Initialement, l'entreprise a été en mesure de s'ajuster à un recul des recettes publicitaires oscillant entre deux et quatre % par année en réduisant ses coûts ainsi qu'en consolidant le secteur. Toutefois, au cours des 18 derniers mois, la baisse s'est accélérée à 10 % par année, ce qui représente une baisse de profits de 25 millions $.

Le grand patron de l'éditeur et imprimeur en a aussi profité pour reprendre une des revendications du dirigeant de Postmedia, Paul Godfrey, qui, le 12 mai dernier, a incité le gouvernement fédéral à augmenter ses dépenses publicitaires dans les journaux du pays.

Selon M. Olivier, le dossier concerne aussi les autres ordres de gouvernement.

«Quand je ne couvre pas la conférence de presse d'un député dans sa circonscription, on se fait appeler pour dire que nous n'étions pas là, a-t-il dit.
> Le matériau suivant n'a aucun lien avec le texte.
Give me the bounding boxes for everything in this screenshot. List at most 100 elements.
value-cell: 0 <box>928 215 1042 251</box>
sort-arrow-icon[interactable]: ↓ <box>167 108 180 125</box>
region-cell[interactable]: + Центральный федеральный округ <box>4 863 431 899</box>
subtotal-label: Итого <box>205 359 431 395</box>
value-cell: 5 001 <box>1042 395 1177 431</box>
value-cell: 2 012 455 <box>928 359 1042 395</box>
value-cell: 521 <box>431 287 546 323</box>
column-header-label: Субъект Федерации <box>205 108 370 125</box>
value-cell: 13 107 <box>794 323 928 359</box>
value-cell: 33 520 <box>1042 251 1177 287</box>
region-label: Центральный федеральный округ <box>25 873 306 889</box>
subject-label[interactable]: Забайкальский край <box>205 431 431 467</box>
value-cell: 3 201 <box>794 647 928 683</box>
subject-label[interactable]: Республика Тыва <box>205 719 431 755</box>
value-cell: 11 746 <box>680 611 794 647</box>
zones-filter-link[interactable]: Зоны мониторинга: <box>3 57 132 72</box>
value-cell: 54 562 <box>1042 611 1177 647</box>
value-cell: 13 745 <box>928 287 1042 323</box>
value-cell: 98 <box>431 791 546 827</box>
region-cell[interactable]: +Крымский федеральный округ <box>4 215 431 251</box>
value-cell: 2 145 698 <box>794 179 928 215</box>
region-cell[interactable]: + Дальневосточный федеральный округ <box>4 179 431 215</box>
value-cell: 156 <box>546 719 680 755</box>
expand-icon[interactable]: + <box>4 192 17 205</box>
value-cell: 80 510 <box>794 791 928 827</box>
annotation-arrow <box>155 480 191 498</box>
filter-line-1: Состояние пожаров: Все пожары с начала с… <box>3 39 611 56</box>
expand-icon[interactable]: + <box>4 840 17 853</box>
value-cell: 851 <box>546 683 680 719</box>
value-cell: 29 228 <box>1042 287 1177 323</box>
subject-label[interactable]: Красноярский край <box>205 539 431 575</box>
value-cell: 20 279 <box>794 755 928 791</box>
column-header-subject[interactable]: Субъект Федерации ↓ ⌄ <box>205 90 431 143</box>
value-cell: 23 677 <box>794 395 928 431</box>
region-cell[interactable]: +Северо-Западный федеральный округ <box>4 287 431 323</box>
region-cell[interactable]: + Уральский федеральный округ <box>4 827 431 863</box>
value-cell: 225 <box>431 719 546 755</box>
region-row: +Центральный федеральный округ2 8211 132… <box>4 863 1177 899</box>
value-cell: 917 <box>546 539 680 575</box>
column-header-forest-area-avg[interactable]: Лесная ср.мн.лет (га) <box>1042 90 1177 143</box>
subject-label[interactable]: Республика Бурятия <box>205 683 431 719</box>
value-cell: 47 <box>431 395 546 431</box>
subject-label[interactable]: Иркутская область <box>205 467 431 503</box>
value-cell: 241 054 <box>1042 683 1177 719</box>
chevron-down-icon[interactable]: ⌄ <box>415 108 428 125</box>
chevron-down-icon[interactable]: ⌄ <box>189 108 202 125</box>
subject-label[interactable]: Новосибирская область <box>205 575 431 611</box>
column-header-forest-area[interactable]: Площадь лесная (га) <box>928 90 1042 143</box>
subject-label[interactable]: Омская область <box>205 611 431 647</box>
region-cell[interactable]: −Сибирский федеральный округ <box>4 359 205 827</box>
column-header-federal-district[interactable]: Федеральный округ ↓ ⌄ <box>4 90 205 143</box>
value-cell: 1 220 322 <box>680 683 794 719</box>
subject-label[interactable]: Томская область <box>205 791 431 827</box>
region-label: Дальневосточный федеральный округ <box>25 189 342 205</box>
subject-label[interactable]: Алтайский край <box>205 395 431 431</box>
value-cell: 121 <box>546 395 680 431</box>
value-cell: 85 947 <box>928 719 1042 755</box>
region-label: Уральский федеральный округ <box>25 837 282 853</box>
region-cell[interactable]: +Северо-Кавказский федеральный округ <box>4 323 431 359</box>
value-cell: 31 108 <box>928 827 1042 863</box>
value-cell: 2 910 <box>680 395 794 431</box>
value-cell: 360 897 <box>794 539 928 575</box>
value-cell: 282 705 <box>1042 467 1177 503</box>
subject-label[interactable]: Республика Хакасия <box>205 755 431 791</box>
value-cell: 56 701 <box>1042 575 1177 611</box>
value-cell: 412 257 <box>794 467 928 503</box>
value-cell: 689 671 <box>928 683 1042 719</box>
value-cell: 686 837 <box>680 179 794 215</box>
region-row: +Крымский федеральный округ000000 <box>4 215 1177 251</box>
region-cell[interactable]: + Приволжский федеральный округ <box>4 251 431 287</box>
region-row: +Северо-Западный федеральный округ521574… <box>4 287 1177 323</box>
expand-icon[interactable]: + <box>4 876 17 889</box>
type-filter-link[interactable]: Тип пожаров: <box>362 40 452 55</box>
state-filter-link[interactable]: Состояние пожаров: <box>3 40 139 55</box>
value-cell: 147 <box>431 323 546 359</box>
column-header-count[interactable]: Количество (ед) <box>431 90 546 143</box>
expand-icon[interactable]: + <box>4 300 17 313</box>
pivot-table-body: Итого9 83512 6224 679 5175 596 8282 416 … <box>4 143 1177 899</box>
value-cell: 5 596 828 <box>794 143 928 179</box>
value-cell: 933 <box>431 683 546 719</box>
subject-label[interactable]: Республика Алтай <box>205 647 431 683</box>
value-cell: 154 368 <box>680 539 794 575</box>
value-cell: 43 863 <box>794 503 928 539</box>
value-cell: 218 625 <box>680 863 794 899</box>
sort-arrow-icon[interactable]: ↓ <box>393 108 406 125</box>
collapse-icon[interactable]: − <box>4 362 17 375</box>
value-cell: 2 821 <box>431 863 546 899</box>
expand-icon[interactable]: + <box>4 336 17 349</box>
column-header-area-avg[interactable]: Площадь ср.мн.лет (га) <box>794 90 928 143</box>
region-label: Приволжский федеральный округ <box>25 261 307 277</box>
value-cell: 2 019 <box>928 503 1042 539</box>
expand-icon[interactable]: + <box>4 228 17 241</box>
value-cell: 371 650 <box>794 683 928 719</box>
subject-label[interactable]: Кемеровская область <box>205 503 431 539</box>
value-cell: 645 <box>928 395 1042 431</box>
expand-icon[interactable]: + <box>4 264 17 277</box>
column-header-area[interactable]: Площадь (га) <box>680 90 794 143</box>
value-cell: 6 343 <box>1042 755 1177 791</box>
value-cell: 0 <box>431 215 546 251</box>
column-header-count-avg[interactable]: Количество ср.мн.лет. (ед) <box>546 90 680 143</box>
Mais d'un autre côté, ils (les gouvernements) dépensent des millions de dollars en publicité sans nous supporter.»

Il a également accueilli favorablement l'étude récemment dévoilée par la Fédération nationale des communications de la CSN prônant une intervention d'urgence de la part des gouvernements.

L'initiative, qui a reçu l'appui de Groupe Capitales Médias, propose trois mesures de soutien, la plus importante étant un crédit d'impôt sur la masse salariale.

«Je pense qu'il y a une réflexion de société à avoir, a dit M. Olivier. Est-ce que le contenu est important dans une démocratie? Je pense que oui. Est-ce qu'il pourrait y avoir des choses faites de façon permanente? Probablement. Toutefois, je suis optimiste et désire seulement du temps pour nous permettre de nous réinventer.»

Des résultats qui ratent la cible

Au deuxième trimestre, Transcontinental a déçu les analystes avec des profits en baisse de 93 %, ce qui s'est reflété sur le cours de son action, qui, à la Bourse de Toronto, a retraité de 1,89 $, soit 9,86 %, pour terminer la semaine à 17,28 $.

Son bénéfice net s'est établi à 5,4 millions $, ou sept cents par action, par rapport à 81,2 millions $, ou 1,04 $ par action, à la même période en 2015.

Ce recul marqué s'explique par une série d'éléments exceptionnels estimés à 80 millions $, dont une charge de dépréciation de 30,3 millions $ liée à ses journaux dans les provinces atlantiques.

Sur une base ajustée, le bénéfice de Transcontinental a fléchi de 12,5 %, à 34,2 millions $, ou 44 cents par action, alors que les revenus ont grimpé de 1,3 %, à 497,2 millions $.

Cette performance s'est avérée inférieure aux attentes des analystes sondés par Thomson Reuters, qui tablaient sur des revenus de 501,6 millions $ ainsi qu'un profit ajusté par action de 55 cents.